Alexander Kluge is one of the leading intellectual voices in Germany today. Described, as a young man, as “Adorno’s favorite son” (O. Negt), over the past half century Kluge has created a vast body of work that can be regarded as a continuation, in word and image, of the Critical Theory of the Frankfurt School.
To begin with his most recent output: Kluge published three major works in 2013. Nachricht von ruhigen Momenten [news of tranquil moments] pairs 89 prose miniatures by Kluge with 64 photographs by the contemporary German artist Gerhard Richter (Nachricht is the second volume that Kluge has published in collaboration with Richter; the first, entitled Dezember, appeared in German in 2010 and subsequently in English translation as December: 39 Stories, 39 Pictures, published by Seagull Books in 2012). In “Wer ein Wort des Trostes spricht, ist ein Verräter”: 48 Geschichten für Fritz Bauer [“Who utters a word of solace is a traitor”: 48 stories for Fritz Bauer], the “stories” of the title concern the destruction of European Jews in the “Final Solution” – Fritz Bauer was the district attorney in Frankfurt in the 1950s and 60s who carried out the first Auschwitz Trial. Theorie der Erzählung [theory of narrative] is a four-hour compilation of filmed lectures from Kluge’s 2012 lectureship in poetics at the University of Frankfurt, published together with related text and images.
Next, a quick look at his beginnings: Kluge acheived renown in the early 1960s as both a writer and a film director. His film Abschied von Gestern (released in the United States as Yesterday Girl) won the Golden Lion at the Venice Film Festival in 1966, the first German entry since 1945 to garner the prize. Kluge’s 27th film played in cinemas in 1987. To call him “the German Godard” is to aptly characterize Kluge’s work as a filmmaker.

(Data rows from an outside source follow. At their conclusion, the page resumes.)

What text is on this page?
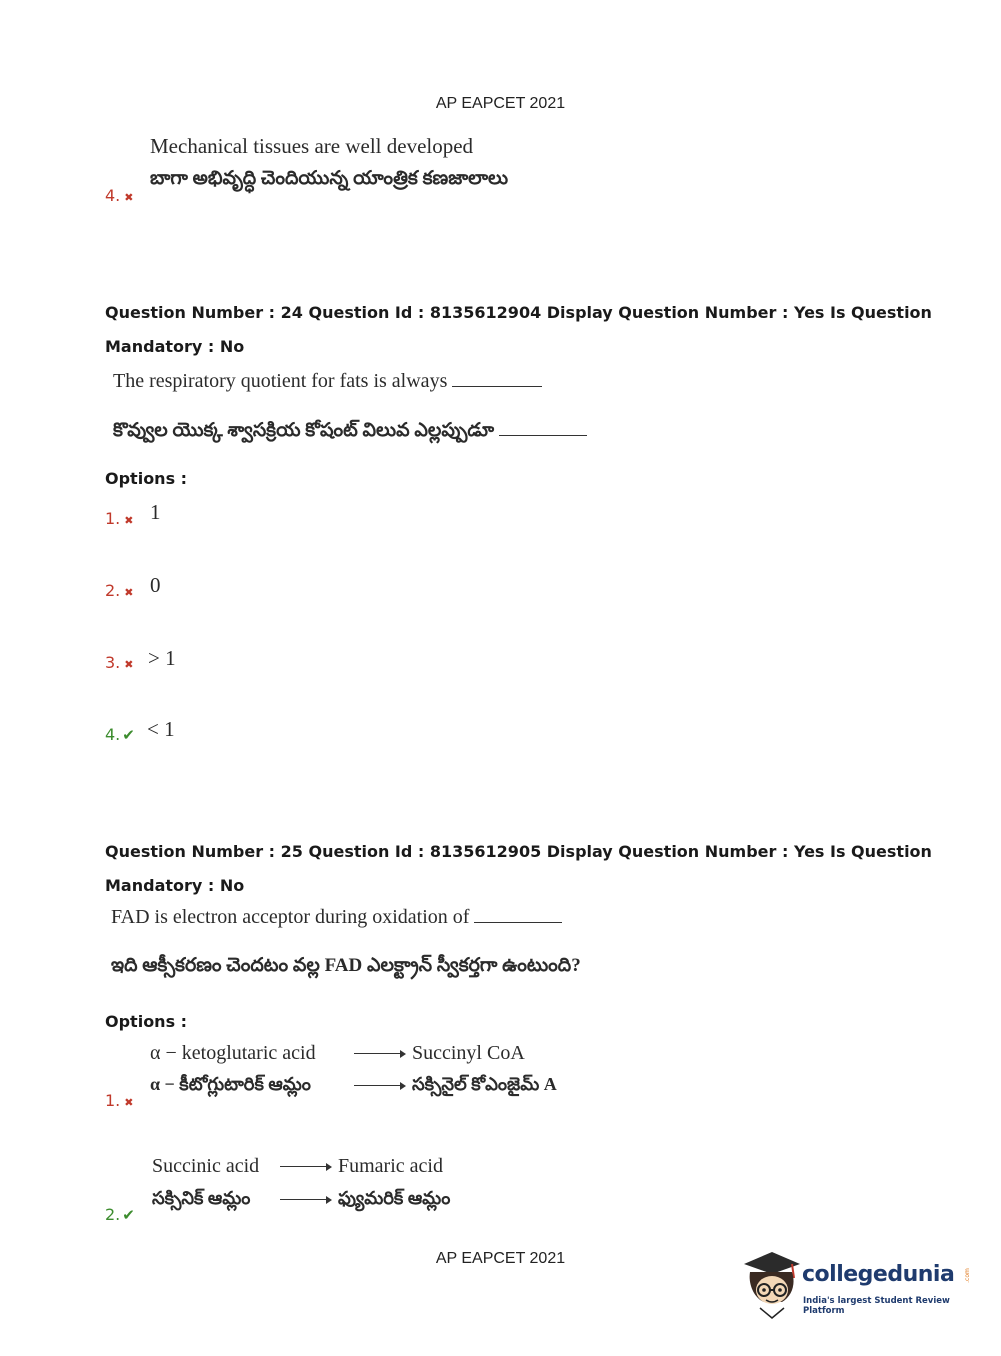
AP EAPCET 2021
Mechanical tissues are well developed
బాగా అభివృద్ధి చెందియున్న యాంత్రిక కణజాలాలు
4. ✖
Question Number : 24 Question Id : 8135612904 Display Question Number : Yes Is Question
Mandatory : No
The respiratory quotient for fats is always
కొవ్వుల యొక్క శ్వాసక్రియ కోషంట్ విలువ ఎల్లప్పుడూ
Options :
1. ✖ 1
2. ✖ 0
3. ✖ > 1
4. ✔ < 1
Question Number : 25 Question Id : 8135612905 Display Question Number : Yes Is Question
Mandatory : No
FAD is electron acceptor during oxidation of
ఇది ఆక్సీకరణం చెందటం వల్ల FAD ఎలక్ట్రాన్ స్వీకర్తగా ఉంటుంది?
Options :
α − ketoglutaric acid	Succinyl CoA
α − కీటోగ్లుటారిక్ ఆమ్లం	సక్సినైల్ కోఎంజైమ్ A
1. ✖
Succinic acid	Fumaric acid
సక్సినిక్ ఆమ్లం	ఫ్యుమరిక్ ఆమ్లం
2. ✔
AP EAPCET 2021
collegedunia .com
India's largest Student Review Platform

Without Kluge in the role of organizer and moderator, the “New German Cinema” of the 1970s (Fassbinder, Herzog, Schlöndorff, et al.) would never have attained the international standing that it had in those years.
Kluge’s first volume of stories, Lebensläufe, published in 1962 (translated as Case Histories, Holmes & Meier, 1988), traces the breaks and discontinuities of 20th-century German life stories (someone born around 1900 lived under four states by the age of 60). It was followed in 1964 by Schlachtbeschreibung (The Battle, McGraw-Hill, 1967), Kluge’s montage novel about the Battle of Stalingrad. Together they established Kluge as “the inventor of the documentary method.” And yet, for Kluge, there can be no facts that are not laden from the start with fantasies, emotions, memories, wishes, and protest. Objective truth is not to be found in “objectivity,” but in the interrelation between the objective and the subjective. “The most objective thing of all is the subjective,” Kluge wrote in one of his most baffling statements. For Kluge, human nature, in which characteristics like “primal trust,” “hunger for meaning,” and the pursuit of happiness are firmly entrenched, is a hard fact in the same way as the beauty and cruelty of external nature and of history are factual. To date, Kluge has published five major volumes of stories (around 7,000 pages in all); they bear the influence of the American short story. He has received all of Germany’s important prizes for literature, as well as film prizes in Venice, Cannes, and Berlin.
The weekly “Culture Magazines” Kluge has produced for television since 1988 stand out as exceptional offerings among the medium’s commercial fare. For 25 years, Kluge has produced two or three broadcasts each week of 15, 25, and 45 minutes in length, a total of about 1,700 hours of broadcast time. With segments covering books, film, and opera, the programs hint at what television could be if it were produced according to the criteria of auteur cinema. Thematic barriers are nonexistent: whatever is interesting in art, science, or philosophy should have a place on television.
With Kluge’s permission, this website documents three seasons of the “Culture Magazines,” featuring Kluge in conversation with his “colleagues,” intellectuals of Kluge’s own stature. We are also pleased to present Kluge’s Serpentine Gallery Program, a collection of short films produced between 1995 and 2005, as well as his 2008 Nachrichten aus der ideologischen Antike: Marx – Eisenstein – Das Kapital (News from Ideological Antiquity: Marx – Eisenstein – Capital), Kluge’s ambitious realization of a plan, proposed by Sergei Eisenstein in the 1920s, to make a film of Marx’s Capital.